Il a dû développer plus de muscles pour s’assurer que ses articulations ne s’enflamment pas. Le vélo s’est avéré être le moyen le moins douloureux d’y parvenir : « Je peux difficilement me lever et marcher à cause de mes hanches, mais le vélo porte mon poids et je n’ai pas à les solliciter. C’est drôle, parce que je déteste le vélo ! », ajoute-t-il en riant. « J’ai deux types de douleurs maintenant. La mauvaise douleur, je la connaissais déjà, mais maintenant il y a aussi la douleur musculaire : la douleur du progrès ».

 

À l’approche des Invictus Games, il déclare : « Je ne serai pas le dernier et je ne serai jamais le premier, mais je vais montrer ce que j’ai dans le ventre ».

Didier Simons : chacun sa propre histoire

 

Didier était un jeune plongeur démineur de 25 ans pour la Marine lorsque la catastrophe a eu lieu.

En février 1989, un exercice de l’OTAN au large des côtes écossaises a mal tourné. « Je neutralisais une mine d’exercice quand elle m’a explosé dans les mains », commence Didier.

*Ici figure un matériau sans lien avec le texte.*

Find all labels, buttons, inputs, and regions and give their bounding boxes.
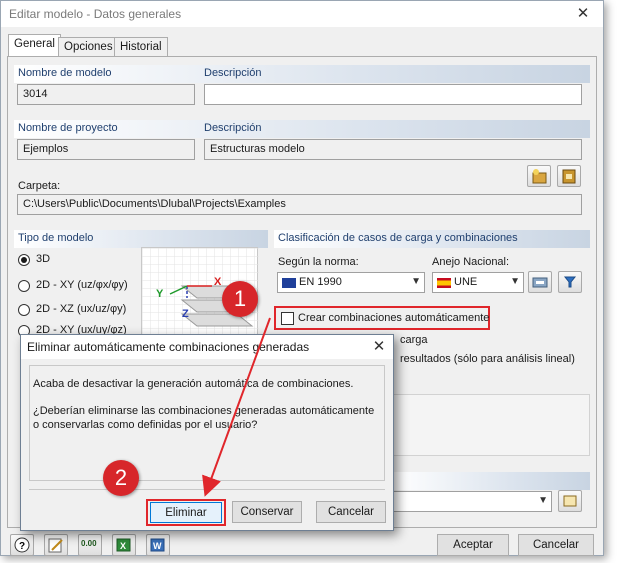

L’eau froide lui a sauvé la vie. « J’ai perdu beaucoup de sang, mais grâce à l’eau froide, mon corps s’est mis en veille. Grâce à l’eau froide également, je portais une combinaison de plongée en néoprène épais qui a limité de nombreuses entailles ». Trois ans après l’accident, il a été mis à la retraite pour raisons médicales en raison de son inaptitude physique.

 

Les dommages corporels étaient considérables : Didier a perdu sa jambe gauche, a eu plusieurs blessures et des dommages auditifs aux deux oreilles. Pourtant, il n’a pas baissé les bras : « J’avais 25 ans. Je ne voulais pas seulement pouvoir remarcher le plus vite possible, mais aussi courir ». Quatre mois plus tard, il remportait son premier titre de champion de Belgique d’athlétisme.

 

« Le sport a toujours été essentiel pour moi. J’ai continué à m’entraîner dur pour pouvoir continuer à remporter des victoires », dit-il avec conviction. En 1992, Didier a été sélectionné pour les Jeux paralympiques de Barcelone. « En réponse à la retraite médicale, le virus du sport s’est vraiment réveillé en moi», dit-il en riant. « Un bon trait de caractère de tout militaire est la résilience. Eh bien, j’en ai montré ».

 

Didier, qui dirige désormais sa propre école de vélos à main, est heureux de représenter son pays aux IG20. « Nous nous y retrouvons chacun avec notre propre histoire. Une histoire qui n’est pas toujours facile, mais c’est notre histoire et elle fait de nous ce que nous sommes », conclut Didier.